Evanston: The House of Sand
Evanston: The House of Sand
THE HOUSE OF SAND is not our condo, despite the shade I painted the walls, but an outstanding Brazilian movie directed by Andrucha Waddington released in the U.S. last year. I got it from Netflix.
The story covers the years 1910 to roughly 1970 and relates the lives of three generations of women, grandmother, mother, and granddaughter, who are played by two actresses, who are in real life mother and daughter. Although the acting is excellent, the movie is dominated by the cinematography and the almost lunar landscape. This is not the lush tropical Brazil I know, but a barrenness of sand dunes found in Maranhao in the northeast of the country.

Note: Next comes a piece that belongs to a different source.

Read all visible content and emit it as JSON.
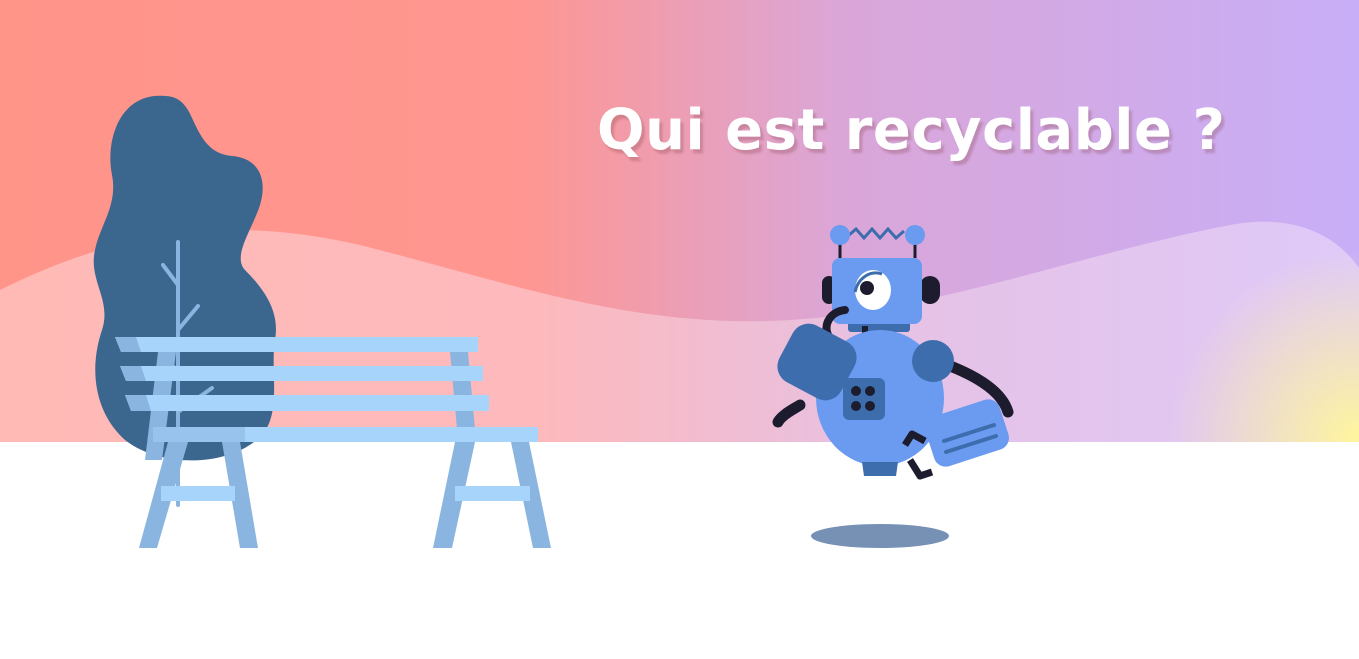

In 1910 a man leads a band of settlers, including his wife and her mother, into this wilderness. Soon the others settlers leave, and he is killed in an accident. The women survive with the help of runaway slaves, who have heard that slavery has been outlawed but are unwilling to return to find out in case this is not true.
In 1919 an expedition of scientists appears to photograph stars during a solar eclipse. You hear enough to know that they are trying to test Einstein's Theory of Relatively. One of their guides tells the women that what we now call the First World War has ended, but they did not know that it had begun.
I don’t think I give away too much by disclosing the final dialogue, which in context is one of the all time great endings.
The granddaughter returns to see her mother and tells her that men have landed on the moon.
“What did they find?” she asks.
“Sand.”
I have finished painting.
What I thought would be a one day job took parts of four.
Painting walls is easier than painting a boat. Much less prep work, though in masking I did use up two full rolls of tape.
If I paint any more I may have to join the union.